Continue on to Part 7 here...
[1] Kevin Vanhoozer, Is there Meaning in this Text?: The Bible, The Reader, and the Morality of Literary Knowledge (Grand Rapids: Zondervan Publishing House, 1998), 48.
[2] Wright, The New Testament, 35; Ben F. Meyer, Reality and Illusion in New Testament Scholarship: A Primer in Critical Realist Hermeneutics (Collegeville, Minn. The Liturgical Press, 1994), 2-4.
[3] Vanhoozer, Is there Meaning?, 49.
[4] Wright, The New Testament, 34-5.
[5] Wright, The New Testament, 35.
[6] Meyer, Reality and Illusion, 6.
[7] Meyer, Reality and Illusion, 6.
[8] Wright, New Testament, 38.
[9] Alasdair MacIntyre, After Virtue: A Study in Moral Theory (2nd ed.; Notre Dame: University of Notre Dame Press, 1978), 216.

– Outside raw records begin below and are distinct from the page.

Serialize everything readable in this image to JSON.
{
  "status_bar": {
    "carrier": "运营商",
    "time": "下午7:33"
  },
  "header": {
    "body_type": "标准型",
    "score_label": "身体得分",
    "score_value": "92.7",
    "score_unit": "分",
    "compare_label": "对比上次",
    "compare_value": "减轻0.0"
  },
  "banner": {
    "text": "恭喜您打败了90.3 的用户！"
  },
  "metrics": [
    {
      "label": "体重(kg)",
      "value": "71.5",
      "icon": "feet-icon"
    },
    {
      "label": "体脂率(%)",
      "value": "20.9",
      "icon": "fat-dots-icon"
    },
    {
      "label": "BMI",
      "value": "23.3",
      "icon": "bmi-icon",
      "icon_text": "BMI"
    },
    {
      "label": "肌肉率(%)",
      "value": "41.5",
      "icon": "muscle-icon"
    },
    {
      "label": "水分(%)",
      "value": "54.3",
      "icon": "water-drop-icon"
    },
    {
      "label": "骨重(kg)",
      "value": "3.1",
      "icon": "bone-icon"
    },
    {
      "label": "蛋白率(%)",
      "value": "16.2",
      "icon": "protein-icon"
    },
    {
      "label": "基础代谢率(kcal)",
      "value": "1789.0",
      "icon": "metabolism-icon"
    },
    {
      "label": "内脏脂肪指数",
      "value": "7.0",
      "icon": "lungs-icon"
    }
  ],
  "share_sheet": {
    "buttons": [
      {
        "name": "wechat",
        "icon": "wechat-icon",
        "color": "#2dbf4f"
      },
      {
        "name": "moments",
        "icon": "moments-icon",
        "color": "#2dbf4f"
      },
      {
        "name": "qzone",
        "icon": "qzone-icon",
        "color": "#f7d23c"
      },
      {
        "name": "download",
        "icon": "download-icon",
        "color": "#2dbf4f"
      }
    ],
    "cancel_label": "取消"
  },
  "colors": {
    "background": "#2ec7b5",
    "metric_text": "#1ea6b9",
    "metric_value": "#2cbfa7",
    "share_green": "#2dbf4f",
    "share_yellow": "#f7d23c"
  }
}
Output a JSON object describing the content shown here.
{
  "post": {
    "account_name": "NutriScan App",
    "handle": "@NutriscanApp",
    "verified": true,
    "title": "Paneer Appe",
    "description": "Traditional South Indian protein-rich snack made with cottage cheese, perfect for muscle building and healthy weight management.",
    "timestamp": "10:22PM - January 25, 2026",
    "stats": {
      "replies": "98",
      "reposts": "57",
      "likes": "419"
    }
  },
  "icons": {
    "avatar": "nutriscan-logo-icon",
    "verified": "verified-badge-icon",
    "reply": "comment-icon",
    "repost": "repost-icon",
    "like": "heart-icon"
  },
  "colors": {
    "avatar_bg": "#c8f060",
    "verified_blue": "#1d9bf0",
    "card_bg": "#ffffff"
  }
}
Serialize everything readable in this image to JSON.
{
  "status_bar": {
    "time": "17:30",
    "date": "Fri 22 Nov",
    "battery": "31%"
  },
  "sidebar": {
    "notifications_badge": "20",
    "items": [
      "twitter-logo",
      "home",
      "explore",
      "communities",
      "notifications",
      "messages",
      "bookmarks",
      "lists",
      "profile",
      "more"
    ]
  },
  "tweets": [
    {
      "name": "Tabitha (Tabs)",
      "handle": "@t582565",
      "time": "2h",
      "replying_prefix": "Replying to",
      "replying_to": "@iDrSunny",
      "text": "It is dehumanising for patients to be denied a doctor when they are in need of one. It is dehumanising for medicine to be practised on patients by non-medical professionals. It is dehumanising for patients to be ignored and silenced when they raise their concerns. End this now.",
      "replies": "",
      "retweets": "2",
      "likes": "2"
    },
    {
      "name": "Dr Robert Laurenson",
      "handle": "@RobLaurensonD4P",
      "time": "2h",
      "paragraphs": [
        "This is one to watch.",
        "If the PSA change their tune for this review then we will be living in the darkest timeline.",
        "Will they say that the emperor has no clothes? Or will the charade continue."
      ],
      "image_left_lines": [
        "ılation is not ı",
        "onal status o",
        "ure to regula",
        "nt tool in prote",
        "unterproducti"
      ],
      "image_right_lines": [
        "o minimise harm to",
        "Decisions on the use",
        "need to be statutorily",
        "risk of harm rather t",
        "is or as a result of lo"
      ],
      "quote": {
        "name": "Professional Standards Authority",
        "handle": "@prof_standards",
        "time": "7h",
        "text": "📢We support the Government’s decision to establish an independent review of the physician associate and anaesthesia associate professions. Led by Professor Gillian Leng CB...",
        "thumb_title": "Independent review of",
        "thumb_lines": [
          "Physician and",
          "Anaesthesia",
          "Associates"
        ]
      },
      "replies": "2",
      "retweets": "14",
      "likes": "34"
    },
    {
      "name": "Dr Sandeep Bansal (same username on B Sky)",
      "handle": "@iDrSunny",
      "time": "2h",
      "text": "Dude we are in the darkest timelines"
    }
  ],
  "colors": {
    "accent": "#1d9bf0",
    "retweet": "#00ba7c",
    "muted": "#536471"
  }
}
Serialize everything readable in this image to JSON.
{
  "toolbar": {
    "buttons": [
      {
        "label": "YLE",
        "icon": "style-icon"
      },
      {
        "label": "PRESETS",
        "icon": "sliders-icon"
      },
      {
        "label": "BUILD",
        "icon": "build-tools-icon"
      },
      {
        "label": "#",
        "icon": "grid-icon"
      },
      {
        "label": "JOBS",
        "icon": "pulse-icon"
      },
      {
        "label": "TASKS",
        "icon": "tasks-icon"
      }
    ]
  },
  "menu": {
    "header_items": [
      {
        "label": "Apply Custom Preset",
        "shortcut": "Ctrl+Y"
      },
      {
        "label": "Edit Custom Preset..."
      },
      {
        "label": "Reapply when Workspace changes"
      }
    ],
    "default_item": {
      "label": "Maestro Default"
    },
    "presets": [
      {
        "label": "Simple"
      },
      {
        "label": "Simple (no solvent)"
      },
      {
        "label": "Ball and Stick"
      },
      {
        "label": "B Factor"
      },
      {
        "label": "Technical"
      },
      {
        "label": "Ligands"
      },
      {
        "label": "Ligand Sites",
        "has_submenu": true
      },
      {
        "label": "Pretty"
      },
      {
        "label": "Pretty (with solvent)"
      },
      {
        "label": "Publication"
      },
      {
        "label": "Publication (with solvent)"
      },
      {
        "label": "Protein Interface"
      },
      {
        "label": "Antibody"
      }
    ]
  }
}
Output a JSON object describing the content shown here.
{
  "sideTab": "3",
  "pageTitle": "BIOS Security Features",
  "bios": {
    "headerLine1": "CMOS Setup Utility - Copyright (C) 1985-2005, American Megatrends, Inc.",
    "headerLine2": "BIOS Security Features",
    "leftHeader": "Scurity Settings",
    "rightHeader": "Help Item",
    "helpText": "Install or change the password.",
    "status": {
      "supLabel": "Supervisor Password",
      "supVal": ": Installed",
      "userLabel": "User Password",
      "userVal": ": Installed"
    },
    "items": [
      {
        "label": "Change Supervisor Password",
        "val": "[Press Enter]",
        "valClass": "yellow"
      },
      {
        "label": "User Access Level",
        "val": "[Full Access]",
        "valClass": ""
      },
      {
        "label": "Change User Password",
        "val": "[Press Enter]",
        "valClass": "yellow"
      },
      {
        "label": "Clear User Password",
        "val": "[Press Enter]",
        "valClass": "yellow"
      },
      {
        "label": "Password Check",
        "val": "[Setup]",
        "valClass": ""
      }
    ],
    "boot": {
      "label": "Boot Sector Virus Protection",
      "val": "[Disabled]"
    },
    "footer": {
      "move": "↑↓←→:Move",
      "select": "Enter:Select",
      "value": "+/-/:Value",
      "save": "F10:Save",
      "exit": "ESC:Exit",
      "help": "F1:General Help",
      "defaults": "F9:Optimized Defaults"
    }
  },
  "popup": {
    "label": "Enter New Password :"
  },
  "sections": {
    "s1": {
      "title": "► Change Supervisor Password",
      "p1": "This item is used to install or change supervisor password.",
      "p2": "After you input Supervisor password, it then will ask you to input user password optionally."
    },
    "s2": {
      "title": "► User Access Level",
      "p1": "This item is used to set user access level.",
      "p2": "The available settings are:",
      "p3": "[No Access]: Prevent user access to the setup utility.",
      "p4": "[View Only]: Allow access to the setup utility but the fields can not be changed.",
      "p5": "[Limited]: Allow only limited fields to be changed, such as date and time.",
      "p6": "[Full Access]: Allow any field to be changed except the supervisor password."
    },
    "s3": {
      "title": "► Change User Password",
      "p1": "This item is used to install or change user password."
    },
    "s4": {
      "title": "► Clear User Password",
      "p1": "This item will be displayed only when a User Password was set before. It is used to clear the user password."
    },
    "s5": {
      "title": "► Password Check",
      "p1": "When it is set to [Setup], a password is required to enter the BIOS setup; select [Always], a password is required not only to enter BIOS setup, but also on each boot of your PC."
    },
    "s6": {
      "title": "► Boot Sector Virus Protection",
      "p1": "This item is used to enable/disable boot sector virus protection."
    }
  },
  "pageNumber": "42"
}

[10] MacIntyre, After Virtue, 216: “It is through hearing stories about wicked stepmothers, lost children, good but misguided kings, wolves that suckle twin boys, youngest sons who receive no inheritance but must make their own way in the world, and eldest sons who waste their inheritance on ritous living and go into exile to live with swine, that children learn or mislearn both what a child and what a parent is, what the cast of characters may be in the drama into which they have been born and what the ways of the world are.”
[11] MacIntyre, After Virtue, 216. Also see Nelson, Narrative and Morality, 52.
[12] MacIntyre, After Virtue, 222.
[13] Nelson, Narrative and Morality, 53.